Don’t you fret, gentlemen: The men’s section is slowly starting to get bigger and more diverse. I never leave empty-handed.
YMCA thrift store
Going to the YMCA thrift store is like going on a Tinder date. The first couple times you go out are dreadful and you threaten yourself with a life of celibacy if you have one more bad encounter. All of a sudden, you have a great date — the most magical of your life. No other date really trumps it, but you keep going out on crummy dinner dates to hold onto that dream of another “great.”
The price at the YMCA is cheap, especially for books. However, if you are looking for something that isn’t Mickey Mouse coffee mugs and glass fruit bowls, I would suggest going somewhere else.
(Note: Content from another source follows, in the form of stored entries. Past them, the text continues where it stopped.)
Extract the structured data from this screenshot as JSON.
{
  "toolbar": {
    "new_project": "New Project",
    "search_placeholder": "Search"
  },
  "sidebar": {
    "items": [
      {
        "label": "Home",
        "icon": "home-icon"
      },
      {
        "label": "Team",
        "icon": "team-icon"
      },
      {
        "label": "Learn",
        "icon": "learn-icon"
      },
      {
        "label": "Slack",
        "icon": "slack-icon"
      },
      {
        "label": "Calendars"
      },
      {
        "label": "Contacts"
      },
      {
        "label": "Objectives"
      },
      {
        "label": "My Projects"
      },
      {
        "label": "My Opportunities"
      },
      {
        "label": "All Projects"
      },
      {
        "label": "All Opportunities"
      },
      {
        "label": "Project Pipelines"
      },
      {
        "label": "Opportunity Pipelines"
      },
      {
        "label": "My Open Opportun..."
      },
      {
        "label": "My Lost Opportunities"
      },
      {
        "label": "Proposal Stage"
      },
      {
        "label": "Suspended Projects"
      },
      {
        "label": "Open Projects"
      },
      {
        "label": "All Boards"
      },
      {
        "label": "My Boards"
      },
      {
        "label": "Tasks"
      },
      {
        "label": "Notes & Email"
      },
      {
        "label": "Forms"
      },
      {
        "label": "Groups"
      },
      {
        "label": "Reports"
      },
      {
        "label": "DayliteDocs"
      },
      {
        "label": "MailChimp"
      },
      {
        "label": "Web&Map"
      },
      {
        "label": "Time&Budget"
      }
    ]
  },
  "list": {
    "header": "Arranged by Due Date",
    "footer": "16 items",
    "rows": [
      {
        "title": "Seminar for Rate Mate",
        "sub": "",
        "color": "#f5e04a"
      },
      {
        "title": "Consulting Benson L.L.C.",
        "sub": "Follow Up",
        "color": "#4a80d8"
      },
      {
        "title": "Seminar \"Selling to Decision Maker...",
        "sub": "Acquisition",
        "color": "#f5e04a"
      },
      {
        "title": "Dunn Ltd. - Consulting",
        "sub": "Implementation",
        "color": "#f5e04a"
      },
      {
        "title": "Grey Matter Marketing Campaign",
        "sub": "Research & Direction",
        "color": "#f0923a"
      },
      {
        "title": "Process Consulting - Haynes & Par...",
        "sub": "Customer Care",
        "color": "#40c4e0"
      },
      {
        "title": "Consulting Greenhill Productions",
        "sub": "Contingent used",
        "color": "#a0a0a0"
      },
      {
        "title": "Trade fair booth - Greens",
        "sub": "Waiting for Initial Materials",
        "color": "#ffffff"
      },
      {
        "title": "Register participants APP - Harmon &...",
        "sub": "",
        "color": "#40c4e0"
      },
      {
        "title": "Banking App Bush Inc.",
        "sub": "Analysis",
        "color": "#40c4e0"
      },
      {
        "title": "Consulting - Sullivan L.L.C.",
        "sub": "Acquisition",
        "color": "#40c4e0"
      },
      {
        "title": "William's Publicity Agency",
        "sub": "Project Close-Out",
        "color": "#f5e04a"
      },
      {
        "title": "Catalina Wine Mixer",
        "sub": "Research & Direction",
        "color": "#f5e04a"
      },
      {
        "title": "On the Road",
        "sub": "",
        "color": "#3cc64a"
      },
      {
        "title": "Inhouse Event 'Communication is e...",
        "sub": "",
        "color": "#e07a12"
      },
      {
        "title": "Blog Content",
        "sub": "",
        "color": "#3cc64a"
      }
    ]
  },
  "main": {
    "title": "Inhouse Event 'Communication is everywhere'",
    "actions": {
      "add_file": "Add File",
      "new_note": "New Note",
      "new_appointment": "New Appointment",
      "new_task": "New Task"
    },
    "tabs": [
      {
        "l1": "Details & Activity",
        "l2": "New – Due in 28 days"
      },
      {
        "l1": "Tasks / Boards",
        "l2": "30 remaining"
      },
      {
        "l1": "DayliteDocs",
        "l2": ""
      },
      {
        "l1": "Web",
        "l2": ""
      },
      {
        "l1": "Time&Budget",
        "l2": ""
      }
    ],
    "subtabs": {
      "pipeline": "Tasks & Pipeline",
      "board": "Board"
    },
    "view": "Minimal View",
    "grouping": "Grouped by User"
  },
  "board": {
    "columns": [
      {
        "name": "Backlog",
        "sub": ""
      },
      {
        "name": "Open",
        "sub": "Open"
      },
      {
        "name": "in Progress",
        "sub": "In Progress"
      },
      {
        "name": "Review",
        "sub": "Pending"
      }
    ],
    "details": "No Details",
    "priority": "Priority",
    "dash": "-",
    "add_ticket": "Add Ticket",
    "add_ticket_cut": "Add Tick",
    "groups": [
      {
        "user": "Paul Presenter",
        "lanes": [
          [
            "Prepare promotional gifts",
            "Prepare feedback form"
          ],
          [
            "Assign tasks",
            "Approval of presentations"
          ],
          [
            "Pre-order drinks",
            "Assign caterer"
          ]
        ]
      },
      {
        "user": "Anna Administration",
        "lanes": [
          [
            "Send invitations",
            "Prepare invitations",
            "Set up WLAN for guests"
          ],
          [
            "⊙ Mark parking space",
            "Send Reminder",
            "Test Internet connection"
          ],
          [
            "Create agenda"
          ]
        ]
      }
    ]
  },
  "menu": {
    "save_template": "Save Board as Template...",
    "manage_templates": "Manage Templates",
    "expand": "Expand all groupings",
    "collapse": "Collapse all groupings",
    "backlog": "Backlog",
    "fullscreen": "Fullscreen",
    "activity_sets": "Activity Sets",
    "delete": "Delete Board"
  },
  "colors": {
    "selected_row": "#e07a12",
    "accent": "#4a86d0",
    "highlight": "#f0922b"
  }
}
The same purple taffeta dress still hangs in the back from when I first gazed upon its ugliness two years ago.
Most of the stuff I have bought there, especially the shoes, had fallen apart after 10 minutes of walking to Wallace Hall. However, if the planets are aligned perfectly, and the weather is sunny yet cool with no humidity, you will find the perfect thrift gem. Mine was a pair of white heeled boots, and that was my great Tinder date. Now, I just keep going back, waiting for (another) perfect mate.
Goodwill (Pepper’s Ferry)
Like I said, you can’t beat these Goodwill steals. The variety and flow is pretty good, and there is a lot of variety (almost too much). Even though the quantity is there and plentiful, it doesn’t reflect on the quality of the pieces.
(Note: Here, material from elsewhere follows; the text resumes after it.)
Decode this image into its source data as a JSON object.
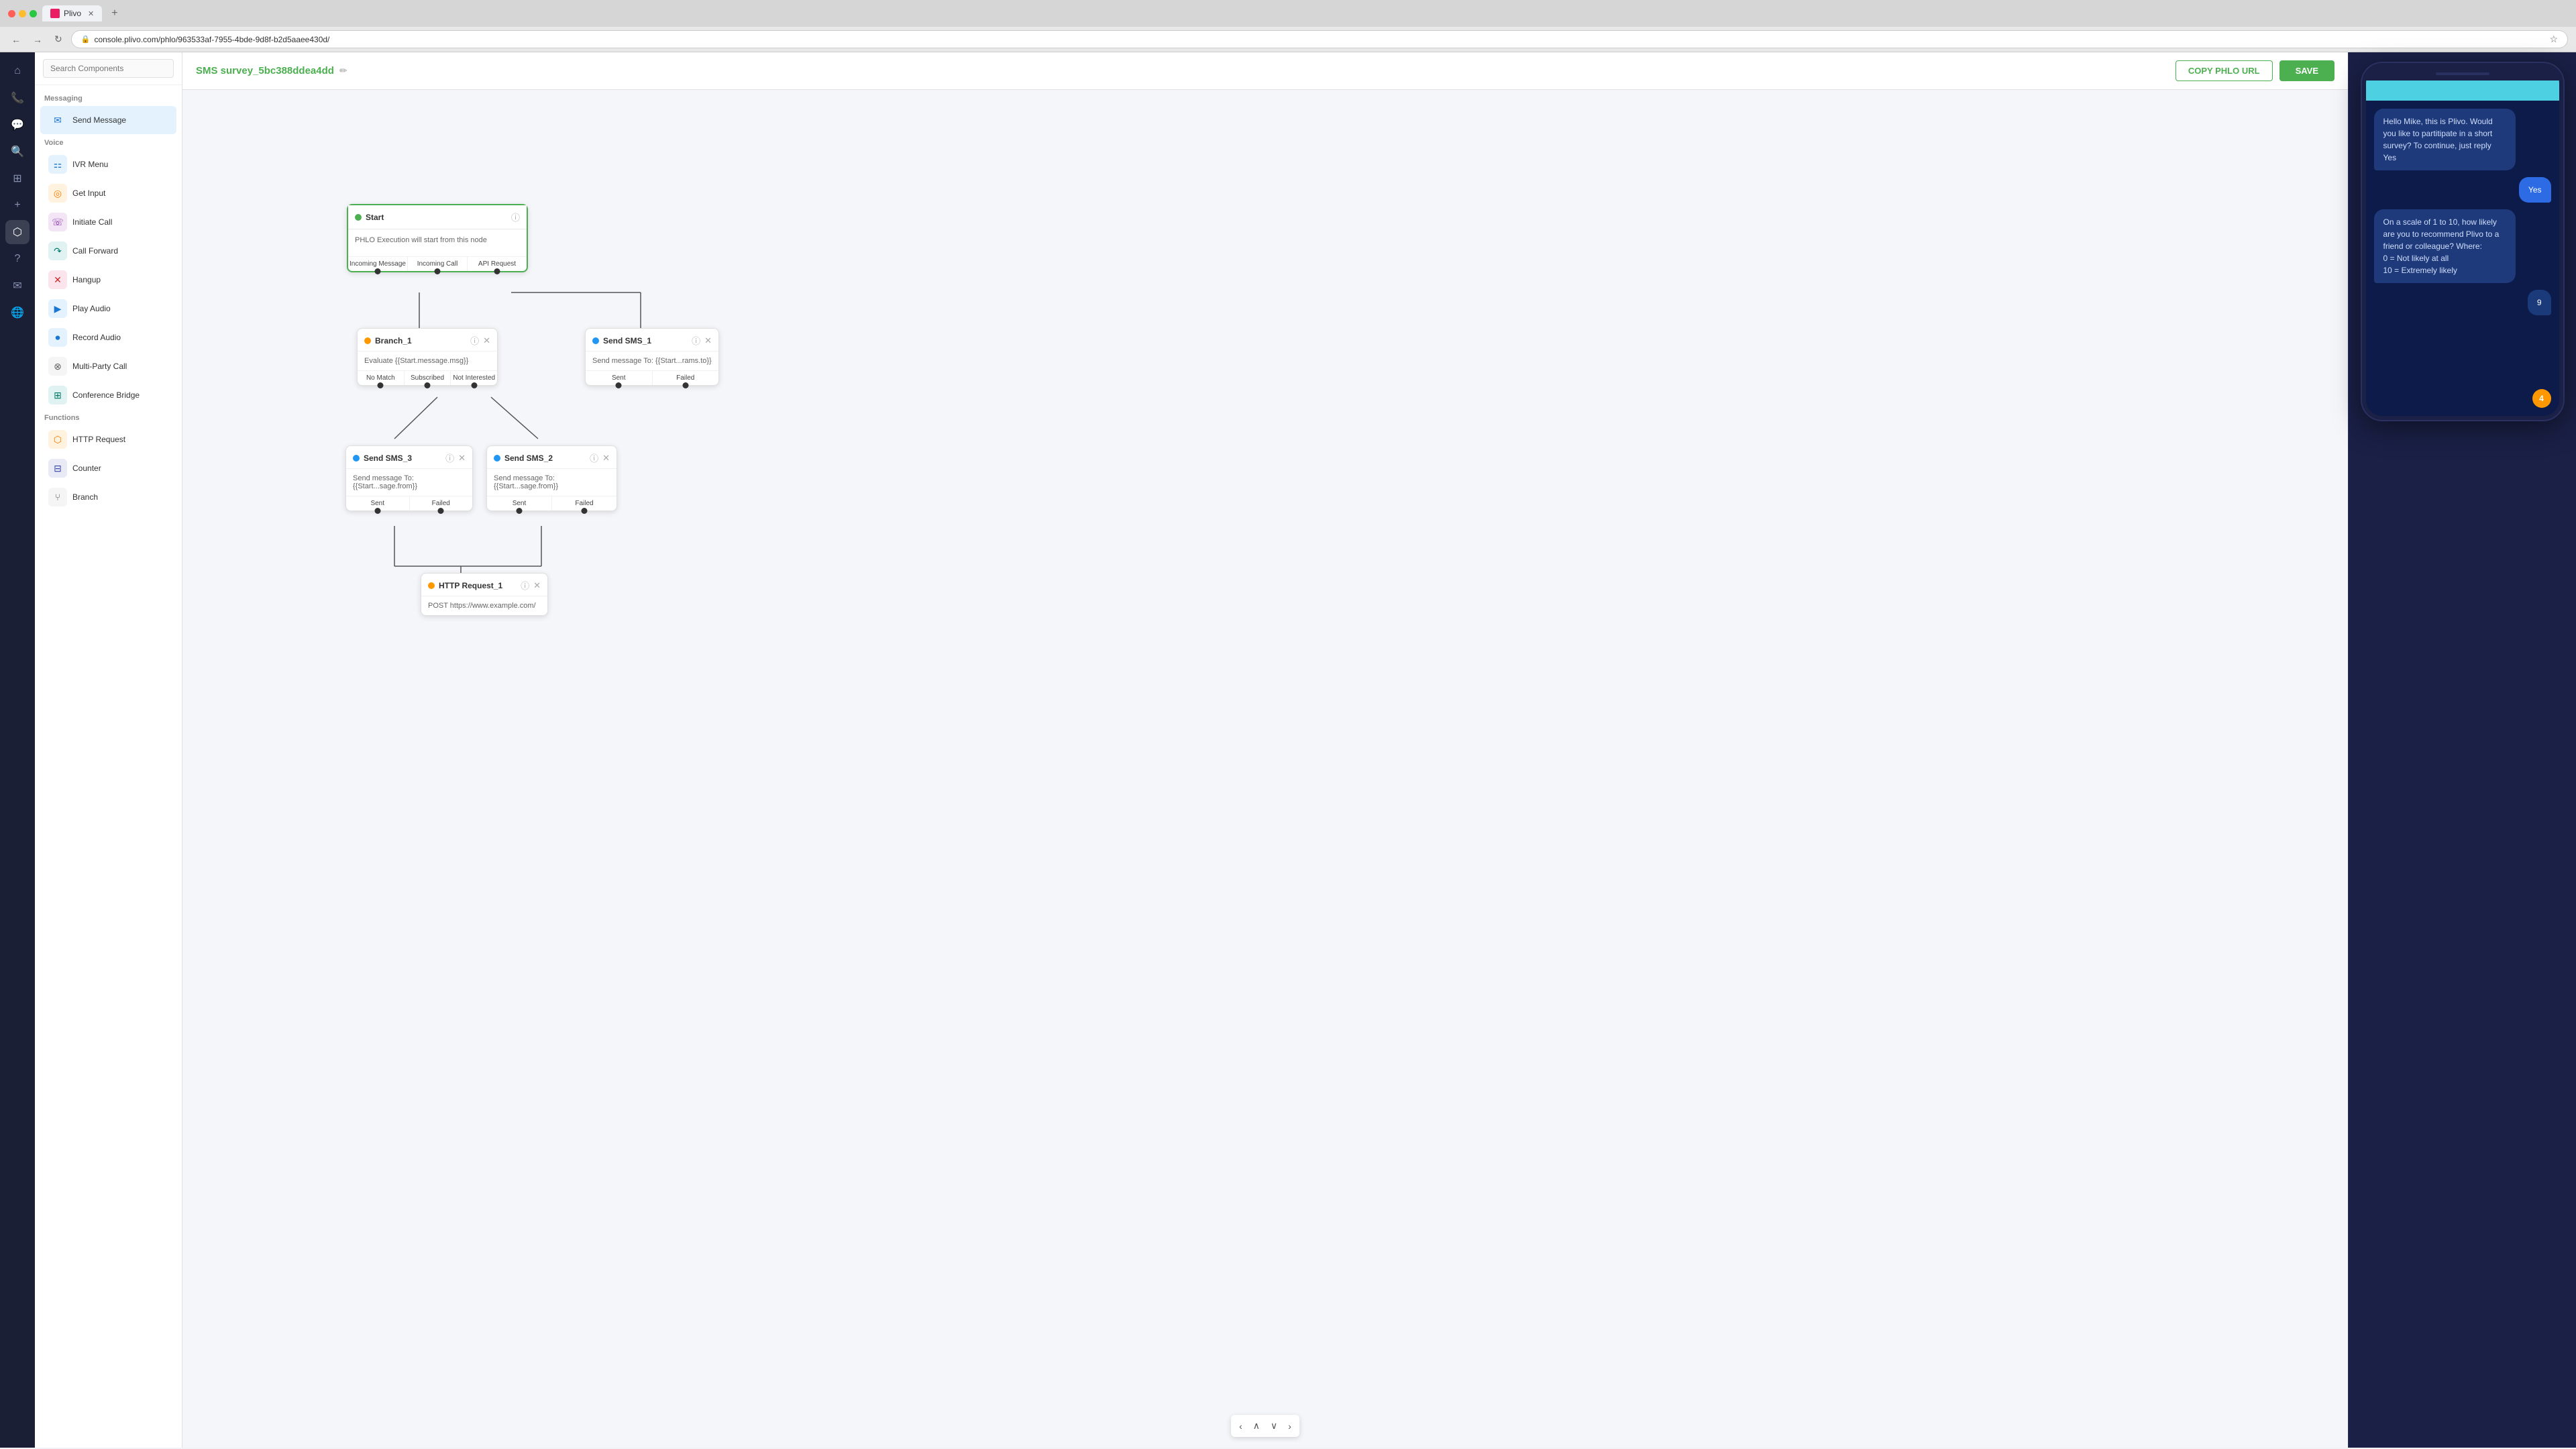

If you are looking for some basics, like mom jeans, band shirts and button-downs, this is your one-stop shop. On the other hand, if you are like me, and crave something obscure and almost hideous, I would travel elsewhere.
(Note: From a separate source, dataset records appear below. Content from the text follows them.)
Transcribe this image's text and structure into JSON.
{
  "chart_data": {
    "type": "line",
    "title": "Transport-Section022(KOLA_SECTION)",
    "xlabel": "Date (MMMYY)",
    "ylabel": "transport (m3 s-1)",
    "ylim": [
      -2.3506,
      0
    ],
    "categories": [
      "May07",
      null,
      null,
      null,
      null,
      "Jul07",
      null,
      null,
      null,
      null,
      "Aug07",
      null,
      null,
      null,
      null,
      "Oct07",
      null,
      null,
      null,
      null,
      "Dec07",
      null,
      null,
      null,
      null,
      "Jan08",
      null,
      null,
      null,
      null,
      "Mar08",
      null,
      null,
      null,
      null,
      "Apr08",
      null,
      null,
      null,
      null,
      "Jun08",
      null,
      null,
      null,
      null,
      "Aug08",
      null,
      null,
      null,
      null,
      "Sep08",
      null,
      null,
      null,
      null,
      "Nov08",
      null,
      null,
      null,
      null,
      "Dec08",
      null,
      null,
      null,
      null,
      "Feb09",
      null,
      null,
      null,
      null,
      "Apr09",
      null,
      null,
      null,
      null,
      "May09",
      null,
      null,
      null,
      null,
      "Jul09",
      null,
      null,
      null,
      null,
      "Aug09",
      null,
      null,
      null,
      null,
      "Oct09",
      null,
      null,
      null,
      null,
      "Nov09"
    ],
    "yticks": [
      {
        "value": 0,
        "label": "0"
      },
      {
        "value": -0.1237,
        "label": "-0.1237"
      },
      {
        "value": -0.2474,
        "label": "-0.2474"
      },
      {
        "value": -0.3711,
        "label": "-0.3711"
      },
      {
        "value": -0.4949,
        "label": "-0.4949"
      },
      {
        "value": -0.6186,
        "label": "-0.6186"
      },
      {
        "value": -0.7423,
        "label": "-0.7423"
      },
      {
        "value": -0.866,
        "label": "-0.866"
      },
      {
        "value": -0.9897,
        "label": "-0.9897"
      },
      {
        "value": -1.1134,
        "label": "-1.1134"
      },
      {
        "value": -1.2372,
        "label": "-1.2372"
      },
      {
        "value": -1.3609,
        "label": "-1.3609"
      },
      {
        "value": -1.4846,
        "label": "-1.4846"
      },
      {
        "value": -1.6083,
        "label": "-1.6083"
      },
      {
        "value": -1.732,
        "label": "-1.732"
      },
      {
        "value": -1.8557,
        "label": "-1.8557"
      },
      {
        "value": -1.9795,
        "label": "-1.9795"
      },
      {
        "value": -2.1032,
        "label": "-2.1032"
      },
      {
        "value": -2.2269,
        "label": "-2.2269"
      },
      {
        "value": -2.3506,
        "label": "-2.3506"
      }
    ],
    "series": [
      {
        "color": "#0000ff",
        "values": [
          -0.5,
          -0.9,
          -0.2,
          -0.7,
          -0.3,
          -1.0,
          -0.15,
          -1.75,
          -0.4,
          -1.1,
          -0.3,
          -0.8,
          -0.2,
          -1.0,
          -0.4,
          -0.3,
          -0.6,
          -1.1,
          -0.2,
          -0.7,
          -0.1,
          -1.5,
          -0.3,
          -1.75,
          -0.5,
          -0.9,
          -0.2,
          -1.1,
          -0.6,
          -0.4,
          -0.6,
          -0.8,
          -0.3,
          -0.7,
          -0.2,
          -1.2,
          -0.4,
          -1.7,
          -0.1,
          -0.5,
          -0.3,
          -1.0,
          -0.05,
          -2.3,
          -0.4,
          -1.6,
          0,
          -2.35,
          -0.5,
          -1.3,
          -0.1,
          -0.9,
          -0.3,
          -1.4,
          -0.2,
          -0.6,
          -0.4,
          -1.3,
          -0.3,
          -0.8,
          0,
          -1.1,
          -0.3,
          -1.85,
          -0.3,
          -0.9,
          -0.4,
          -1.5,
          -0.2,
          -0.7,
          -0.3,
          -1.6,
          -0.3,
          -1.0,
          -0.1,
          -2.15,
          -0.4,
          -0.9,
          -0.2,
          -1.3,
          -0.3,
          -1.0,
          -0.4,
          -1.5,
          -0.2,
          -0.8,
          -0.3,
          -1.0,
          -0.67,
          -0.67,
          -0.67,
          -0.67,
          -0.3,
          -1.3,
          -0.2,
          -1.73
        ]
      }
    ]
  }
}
It is a solid store, but is there anything special? Ehhh, maybe someday (The Magic Conch has spoken).
Nicky’s Resale Fashions
I love a great boutique as much as any hipster white girl, maybe even more if it is a thrift boutique store. A hidden gem resting between Blacksburg and Christiansburg, Nicky’s offers interesting pieces that are not only second hand, but also authentically vintage. From a pink leather jacket resting in the window, to the atmosphere that reminds you of your hoarder great-grandmother’s duplex at Christmastime, Nicky’s doesn’t lack in personality.
Since it is a vintage boutique, the prices will be not as economic as what you could get at Goodwill, and that affects the flow of what comes in and out of the store. Are some of the garments worth that price? Yes! Do people in a college town with little money want to pay a lot of money? Not really. Sometimes, when the find is so phenomenal, price becomes obsolete.
2nd Helpings Shop
I love this store, period. Hidden within a cute coffee shop in Roanoke, 2nd Helpings reigns queen of all thrift stores in Roanoke.
Contrary to Goodwill, it prices items with a sticker system with a key that conveys the prices and sale of each garment. The place is not only massive, but it is constantly filling in more every time I go in. The garment style not only is Gucci Grandma, but high fashion homeless affordable vintage.
One of my best thrift finds came from this store: a silk kimono for $18. Whenever I visit, I feel like I have died and gone to thrifted heaven. Trust me guys, it’s worth the 45-minute drive.
Every thrift store carries a certain quality that makes it different, whether that be the missing tiles at the Goodwill Christiansburg, the grouchy cashier at Goodwill PHD or the smell of moth balls at the YMCA. Each store feels like a member of my family: I love them all, but I naturally have a favorite. Based on my ranking system, the Goodwill Patrick Henry reigns superior in thrift stores, dominating every category and depleting my bank account.
So, on your next thrift adventure, go a little out of your comfort zone: Take that highway exit, visit that sketchy thrift store, because you never know if it will be the thrift miracle of your life.